Last week, we told you that a former Google employee managed to buy the domain name via Google’s own Domains service. While Sanmay Ved may have only owned the world’s most-visited domain for just a minute or two before the Mountain View company caught on and cancelled the transaction, it appears at least some good came of this story.

Once Google acknowledged the mistake, they rewarded Ved with some unknown sum of cash — but the company decided to double the reward when Ved generously suggested it go to charity instead…

“I don’t care about the money, ” Ved told Business Insider in an interview. “It was never about the money. I also want to set an example that it’s people who want to find bugs that it’s not always about the money.”

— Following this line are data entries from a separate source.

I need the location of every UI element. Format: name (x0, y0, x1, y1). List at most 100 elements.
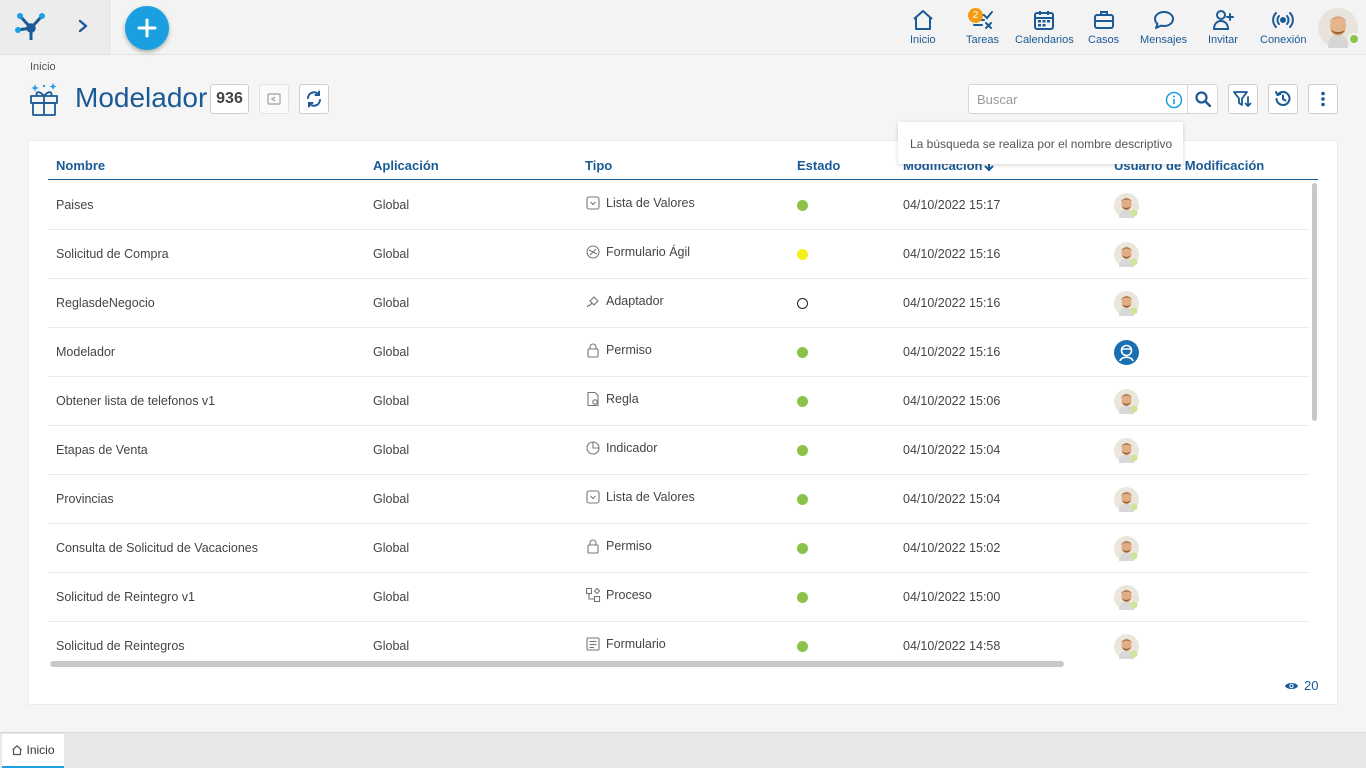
user-avatar[interactable] (1114, 487, 1139, 512)
cell-modified: 04/10/2022 15:06 (903, 394, 1001, 408)
cell-type-label: Adaptador (606, 294, 664, 308)
cell-name[interactable]: ReglasdeNegocio (56, 296, 155, 310)
user-avatar[interactable] (1114, 193, 1139, 218)
eye-icon (1285, 682, 1298, 689)
cell-modified: 04/10/2022 15:16 (903, 247, 1001, 261)
user-avatar[interactable] (1114, 242, 1139, 267)
history-button[interactable] (1268, 84, 1298, 114)
calendar-icon (1034, 11, 1055, 30)
more-options-button[interactable] (1308, 84, 1338, 114)
refresh-button[interactable] (299, 84, 329, 114)
table-row[interactable]: Provincias Global Lista de Valores 04/10/20… (48, 475, 1310, 524)
user-avatar[interactable] (1114, 291, 1139, 316)
nav-label: Inicio (910, 34, 936, 46)
column-header-aplicacion[interactable]: Aplicación (373, 158, 439, 173)
cell-application: Global (373, 590, 410, 604)
table-row[interactable]: Modelador Global Permiso 04/10/2022 15:16 (48, 328, 1310, 377)
column-header-estado[interactable]: Estado (797, 158, 841, 173)
cell-type: Formulario Ágil (585, 244, 690, 260)
vertical-scrollbar[interactable] (1312, 183, 1317, 421)
table-row[interactable]: ReglasdeNegocio Global Adaptador 04/10/2022… (48, 279, 1310, 328)
table-row[interactable]: Solicitud de Reintegros Global Formulario 0… (48, 622, 1310, 661)
user-avatar[interactable] (1318, 8, 1358, 48)
table-row[interactable]: Etapas de Venta Global Indicador 04/10/2022… (48, 426, 1310, 475)
cell-modified: 04/10/2022 15:16 (903, 345, 1001, 359)
top-bar: Inicio Tareas 2 Calendarios Casos Mensaj… (0, 0, 1366, 55)
table-row[interactable]: Consulta de Solicitud de Vacaciones Globa… (48, 524, 1310, 573)
nav-label: Invitar (1208, 34, 1238, 46)
cell-name[interactable]: Etapas de Venta (56, 443, 148, 457)
status-dot-green (797, 396, 808, 407)
cell-modified: 04/10/2022 15:16 (903, 296, 1001, 310)
horizontal-scrollbar[interactable] (50, 661, 1064, 667)
cell-application: Global (373, 492, 410, 506)
cell-modified: 04/10/2022 15:04 (903, 443, 1001, 457)
cell-name[interactable]: Consulta de Solicitud de Vacaciones (56, 541, 258, 555)
cell-application: Global (373, 639, 410, 653)
nav-mensajes[interactable]: Mensajes (1140, 8, 1187, 48)
lock-icon (587, 343, 599, 358)
cell-name[interactable]: Provincias (56, 492, 114, 506)
table-card (28, 140, 1338, 705)
tasks-badge: 2 (968, 8, 983, 23)
expand-menu-icon[interactable] (74, 16, 92, 36)
nav-conexion[interactable]: Conexión (1260, 8, 1306, 48)
page-title: Modelador (75, 82, 208, 113)
cell-type: Indicador (585, 440, 657, 456)
agile-form-icon (586, 245, 600, 259)
nav-tareas[interactable]: Tareas 2 (966, 8, 999, 48)
refresh-icon (307, 90, 321, 108)
column-header-nombre[interactable]: Nombre (56, 158, 106, 173)
info-icon[interactable] (1165, 91, 1183, 109)
user-avatar[interactable] (1114, 585, 1139, 610)
nav-invitar[interactable]: Invitar (1208, 8, 1238, 48)
cell-name[interactable]: Solicitud de Reintegros (56, 639, 185, 653)
table-row[interactable]: Obtener lista de telefonos v1 Global Regla… (48, 377, 1310, 426)
cell-modified: 04/10/2022 15:00 (903, 590, 1001, 604)
modeler-gift-icon (30, 83, 58, 116)
nav-label: Calendarios (1015, 34, 1074, 46)
cell-application: Global (373, 345, 410, 359)
table-row[interactable]: Paises Global Lista de Valores 04/10/2022 1… (48, 181, 1310, 230)
user-avatar[interactable] (1114, 438, 1139, 463)
more-vertical-icon (1321, 91, 1325, 107)
table-row[interactable]: Solicitud de Compra Global Formulario Ágil… (48, 230, 1310, 279)
cell-name[interactable]: Solicitud de Reintegro v1 (56, 590, 195, 604)
nav-inicio[interactable]: Inicio (910, 8, 936, 48)
status-dot-green (797, 543, 808, 554)
table-row[interactable]: Solicitud de Reintegro v1 Global Proceso 04… (48, 573, 1310, 622)
page-size-control[interactable]: 20 (1284, 678, 1318, 693)
cell-type: Permiso (585, 538, 652, 554)
search-button[interactable] (1187, 84, 1218, 114)
status-dot-yellow (797, 249, 808, 260)
cell-type: Lista de Valores (585, 489, 695, 505)
cell-name[interactable]: Paises (56, 198, 94, 212)
search-input[interactable] (969, 85, 1159, 113)
nav-calendarios[interactable]: Calendarios (1015, 8, 1074, 48)
nav-casos[interactable]: Casos (1088, 8, 1119, 48)
user-avatar[interactable] (1114, 389, 1139, 414)
tab-inicio[interactable]: Inicio (2, 734, 64, 768)
status-dot-green (797, 641, 808, 652)
export-button[interactable] (259, 84, 289, 114)
lock-icon (587, 539, 599, 554)
user-avatar[interactable] (1114, 536, 1139, 561)
cell-name[interactable]: Solicitud de Compra (56, 247, 169, 261)
app-logo-icon[interactable] (14, 10, 48, 42)
add-button[interactable] (125, 6, 169, 50)
system-user-avatar[interactable] (1114, 340, 1139, 365)
breadcrumb[interactable]: Inicio (30, 61, 56, 73)
table-body: Paises Global Lista de Valores 04/10/2022 1… (48, 181, 1310, 661)
cell-application: Global (373, 296, 410, 310)
plus-icon (137, 18, 157, 38)
filter-button[interactable] (1228, 84, 1258, 114)
connection-icon (1272, 12, 1295, 28)
cell-type-label: Regla (606, 392, 639, 406)
cell-modified: 04/10/2022 15:17 (903, 198, 1001, 212)
column-header-tipo[interactable]: Tipo (585, 158, 613, 173)
cell-name[interactable]: Modelador (56, 345, 116, 359)
cell-name[interactable]: Obtener lista de telefonos v1 (56, 394, 216, 408)
status-dot-green (797, 347, 808, 358)
user-avatar[interactable] (1114, 634, 1139, 659)
home-icon (913, 10, 933, 30)
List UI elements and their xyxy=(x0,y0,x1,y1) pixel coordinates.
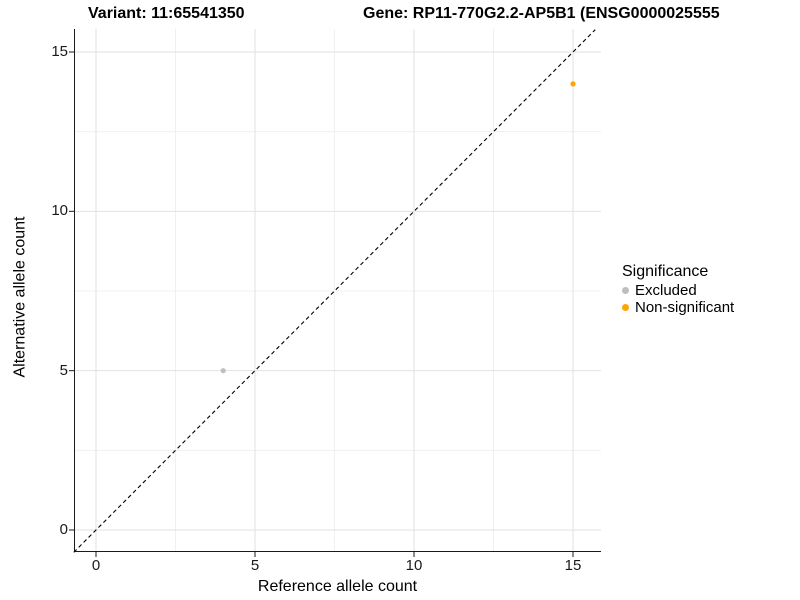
legend-items: Excluded Non-significant xyxy=(622,282,734,316)
plot-canvas xyxy=(69,29,601,557)
legend-item-label: Non-significant xyxy=(635,299,735,316)
x-tick-label: 5 xyxy=(250,557,260,574)
y-tick-label: 0 xyxy=(59,521,68,538)
legend: Significance Excluded Non-significant xyxy=(622,262,734,316)
x-axis-title: Reference allele count xyxy=(257,578,418,595)
legend-key-dot-icon xyxy=(622,287,629,294)
data-point-excluded xyxy=(220,368,226,374)
legend-item-excluded: Excluded xyxy=(622,282,734,299)
y-tick-label: 15 xyxy=(51,42,68,60)
legend-item-non-significant: Non-significant xyxy=(622,299,734,316)
y-tick-label: 10 xyxy=(51,202,68,220)
legend-title: Significance xyxy=(622,263,709,280)
plot-title-gene: Gene: RP11-770G2.2-AP5B1 (ENSG0000025555 xyxy=(363,5,720,22)
legend-key-dot-icon xyxy=(622,304,629,311)
y-axis-title: Alternative allele count xyxy=(11,216,29,378)
data-point-non-significant xyxy=(570,81,576,87)
plot-title-variant: Variant: 11:65541350 xyxy=(88,5,245,22)
legend-item-label: Excluded xyxy=(635,282,697,299)
y-tick-label: 5 xyxy=(59,361,68,379)
x-tick-label: 15 xyxy=(564,557,582,574)
plot-panel xyxy=(69,29,601,557)
x-tick-label: 10 xyxy=(405,557,423,574)
x-tick-label: 0 xyxy=(91,557,101,574)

Ved apparently chose to donate his reward to an Indian foundation called “The Art of Living India” that focuses on bringing education to poorer areas of the country. He wouldn’t say exactly how much Google had awarded him — or, more accurately, the charity — but he did say that the amount was north of $10,000. That’s a lot for a few clicks.

This amount isn’t exactly surprising considering that Google routinely rewards “white hat” hackers (the term for hackers that expose vulnerabilities for good) with amounts ranging from $100 to $20,000.

In the end, an innocent and curious search on Google Domains led to thousands of dollars to further education in India. Not a bad ending. Google made sure that no one else could buy its precious domain, Ved got to set an example for white hat hackers everywhere, and a decent sum of cash went to charity. The only better ending would have been Google actually losing its namesake domain, but of course that was never going to happen.